Mon mouvement a fait regarder Maud de mon côté... Je ne sais quelle expression pouvait avoir mon visage, elle s’est écriée:

—Oh! Mireille, n’aie pas cet air douloureux! Je ne pensais pas te faire mal!... Tu m’en veux?

J’ai dit, le cœur lourd d’une détresse infinie:

—Je t’en veux, oui, d’avoir abîmé mon amitié pour Guisane...

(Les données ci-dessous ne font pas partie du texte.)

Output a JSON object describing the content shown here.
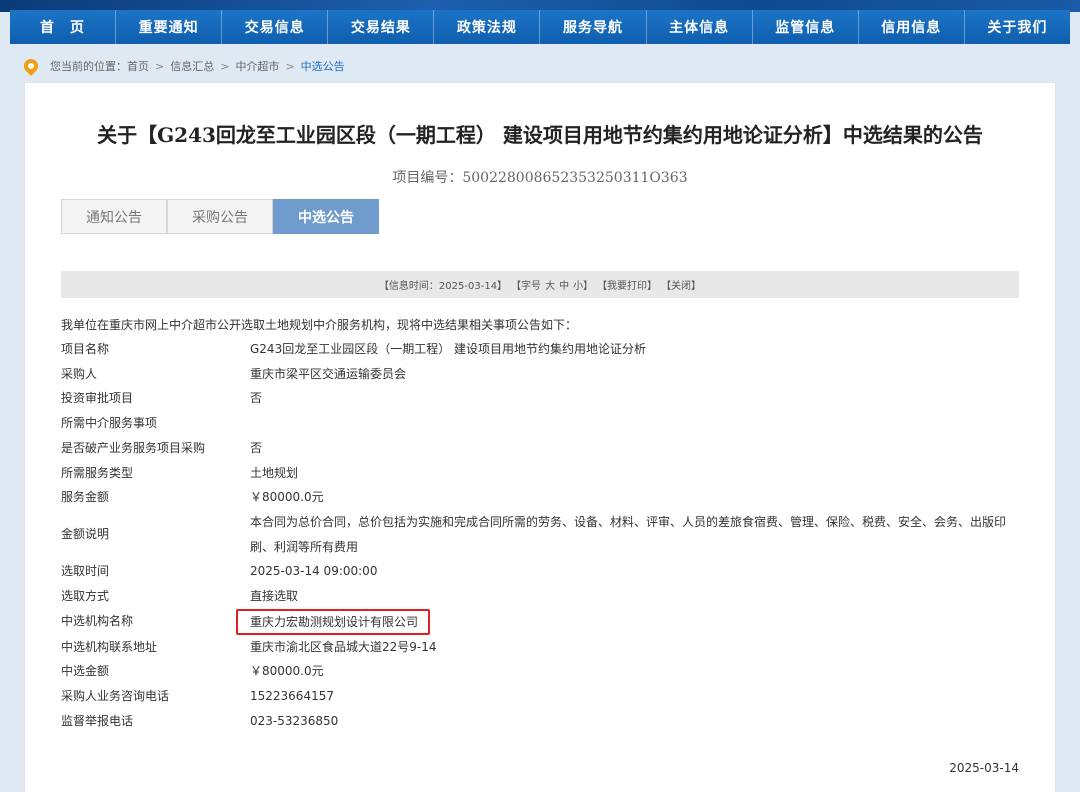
{
  "nav": {
    "items": [
      "首　页",
      "重要通知",
      "交易信息",
      "交易结果",
      "政策法规",
      "服务导航",
      "主体信息",
      "监管信息",
      "信用信息",
      "关于我们"
    ]
  },
  "breadcrumb": {
    "prefix": "您当前的位置：",
    "items": [
      "首页",
      "信息汇总",
      "中介超市"
    ],
    "current": "中选公告",
    "separator": ">"
  },
  "article": {
    "title": "关于【G243回龙至工业园区段（一期工程） 建设项目用地节约集约用地论证分析】中选结果的公告",
    "project_no": "项目编号：500228008652353250311O363",
    "tabs": [
      "通知公告",
      "采购公告",
      "中选公告"
    ],
    "active_tab": "中选公告",
    "info_bar": {
      "time": "【信息时间：2025-03-14】",
      "font_prefix": "【字号",
      "font_large": "大",
      "font_medium": "中",
      "font_small": "小】",
      "print": "【我要打印】",
      "close": "【关闭】"
    },
    "intro": "我单位在重庆市网上中介超市公开选取土地规划中介服务机构，现将中选结果相关事项公告如下：",
    "rows": [
      {
        "label": "项目名称",
        "value": "G243回龙至工业园区段（一期工程） 建设项目用地节约集约用地论证分析"
      },
      {
        "label": "采购人",
        "value": "重庆市梁平区交通运输委员会"
      },
      {
        "label": "投资审批项目",
        "value": "否"
      },
      {
        "label": "所需中介服务事项",
        "value": ""
      },
      {
        "label": "是否破产业务服务项目采购",
        "value": "否"
      },
      {
        "label": "所需服务类型",
        "value": "土地规划"
      },
      {
        "label": "服务金额",
        "value": "￥80000.0元"
      },
      {
        "label": "金额说明",
        "value": "本合同为总价合同，总价包括为实施和完成合同所需的劳务、设备、材料、评审、人员的差旅食宿费、管理、保险、税费、安全、会务、出版印刷、利润等所有费用"
      },
      {
        "label": "选取时间",
        "value": "2025-03-14 09:00:00"
      },
      {
        "label": "选取方式",
        "value": "直接选取"
      },
      {
        "label": "中选机构名称",
        "value": "重庆力宏勘测规划设计有限公司"
      },
      {
        "label": "中选机构联系地址",
        "value": "重庆市渝北区食品城大道22号9-14"
      },
      {
        "label": "中选金额",
        "value": "￥80000.0元"
      },
      {
        "label": "采购人业务咨询电话",
        "value": "15223664157"
      },
      {
        "label": "监督举报电话",
        "value": "023-53236850"
      }
    ],
    "footer_date": "2025-03-14"
  },
  "colors": {
    "nav_bg": "#1467b8",
    "active_tab": "#6f9ccc",
    "highlight_border": "#e02020",
    "breadcrumb_current": "#1a6fc4"
  }
}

Elle s’est penchée d’un de ces élans auxquels elle m’a accoutumée, et qu’en ce moment tout mon être voulait fuir... Son baiser, son parfum, son bras sur mon épaule, ses protestations même m’étaient intolérables.

—Mireille, je n’ai pas réfléchi que tu pouvais être blessée de paroles comme celles qui m’ont échappé, parce que je suis une impulsive... Tout ce que je t’ai dit, c’est moi seule qui le suppose... Moi seule!... Alors, que t’importe?... Guisane et toi, allez être séparés par la force des choses... Et, sans doute, tout demeurera comme tu le souhaites...

Ce qu’elle disait là, c’était vrai... Confusément, déjà, je l’avais pensé. Et un soupir d’allégement a écarté le poids qui m’étouffait. Il m’a semblé m’éloigner d’un gouffre qui m’avait donné le vertige.